Zoals archeoloog Bettina Arnold heeft opgemerkt, zijn politieke systemen nuttig als het gaat om de ondersteuning van onderzoek dat het verleden aan het publiek presenteert: hun interesse is meestal in een "bruikbaar" verleden. Ze voegt eraan toe dat misbruik van het verleden voor politieke doeleinden in het heden niet beperkt is tot duidelijk totalitaire regimes zoals nazi-Duitsland.

Daar zou ik aan willen toevoegen: politieke systemen zijn nuttig als het gaat om hun steun voor ieder wetenschap: hun interesse gaat meestal uit naar een wetenschap die zegt wat de politici willen horen en niet wanneer zij dat niet doet.

bronnen

  • Arnold, Bettina. "Het verleden als propaganda: totalitaire archeologie in nazi-Duitsland." Oudheid, vol. 64, nee. 244, 1990, pp. 464-478.
  • Arnold, Bettina. "De kracht van het verleden: nationalisme en archeologie in het 20e-eeuwse Duitsland." Archaeologia Polona, vol. 35-36, 1998, pp. 237-253.
  • Arnold, Bettina. "Arierdämmerung ': ras en archeologie in nazi-Duitsland." World Archaeology, vol. 38, nee. 1, 2006, pp. 8-31.
  • Boudou, Evert. 2005. "Kossinna ontmoet de Noordse archeologen." Huidige Zweedse archeologie, vol. 13, 2005, pp. 121-139.
  • Cornell, P., Borelius, U., Kresa, D. en Backlund, T. "Kossinna, de Nordische Gedanke en Zweedse archeologie." Huidige Zweedse archeologie vol. 15-16, 2007-2008, pp. 37-59.
  • Curta, Florin. "Enkele opmerkingen over etniciteit in de middeleeuwse archeologie." Vroeg middeleeuws Europa vol. 15, nee. 2, 2007, pp. 159-185.
  • Fehr, Hubert. "Beoordeling van Gustaf Kossinna (1858-1931), Vom Germanisten zum Prähistoriker, Ein Wissenschaftler im Kaiserreich und in der Weimarer Republik, door Heinz Grünert." Bulletin van de geschiedenis van de archeologie, vol. 14, nee. 1, 2002, pp. 27-30.
  • Mees, B. "Völkische Altnordistik: The Politics of Nordic Studies in the Duitstalige landen, 1926-45." Oude Noorse mythen, literatuur en maatschappij: 11e internationale Saga-conferentie 2-7 juli 2000, Universiteit van Sydney: Centre for Medieval Studies, Universiteit van Sydney.
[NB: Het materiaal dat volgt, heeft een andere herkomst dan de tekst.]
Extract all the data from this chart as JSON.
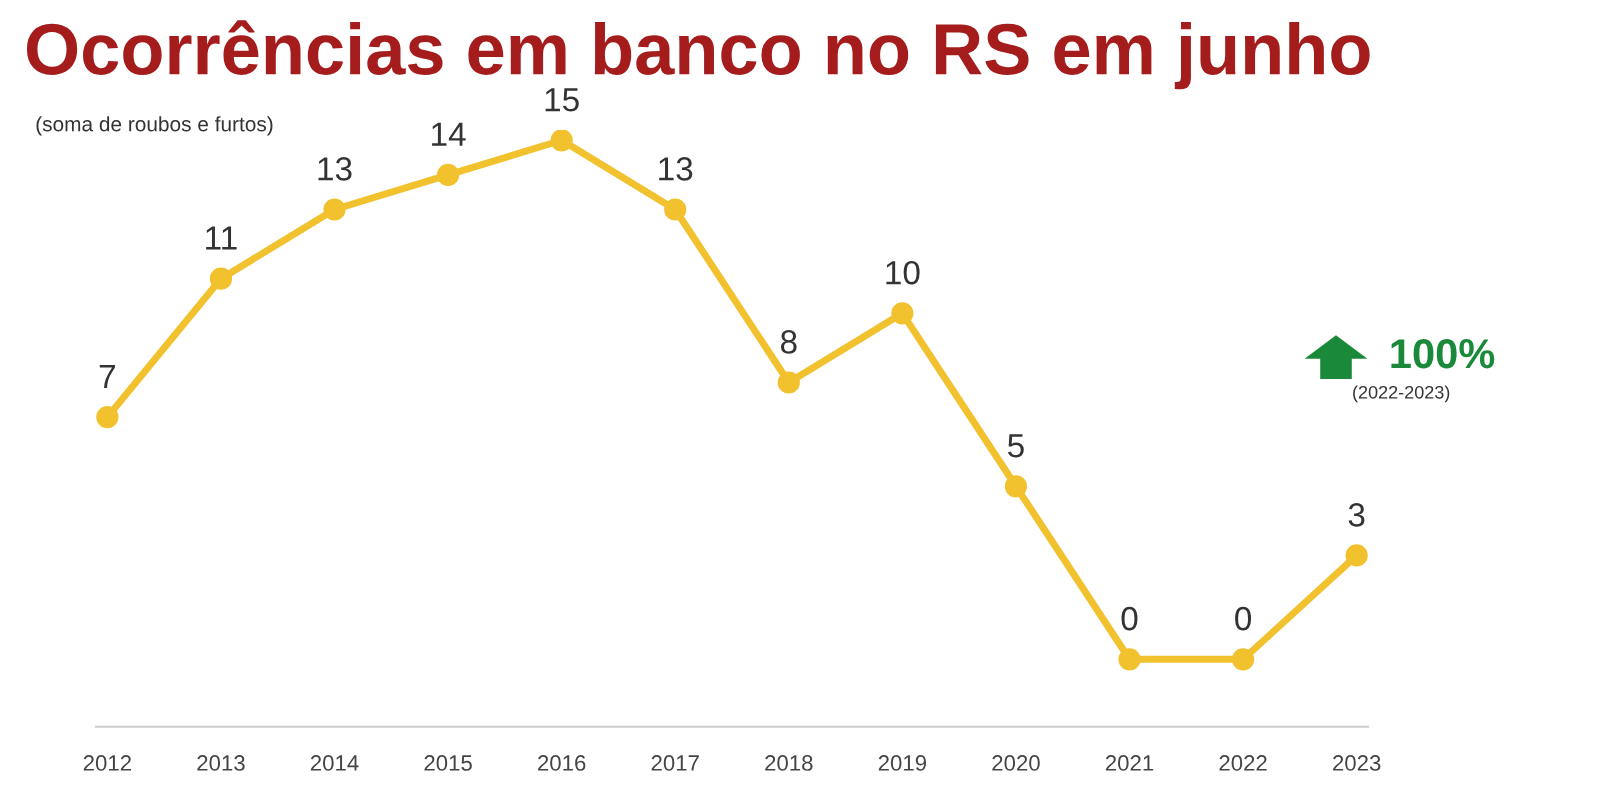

Sydney. 2000. blz. 316-326.
  • Rebay-Salisbury, K.C. "Gedachten in cirkels: Kulturkreislehre als een verborgen paradigma in archeologische interpretaties van vroeger en nu." Roberts, B.W. en Vander Linden, M., redacteuren. Onderzoek naar archeologische culturen: materiële cultuur, variabiliteit en transmissie. New York, NY: Springer New York. 2011, p. 41-59.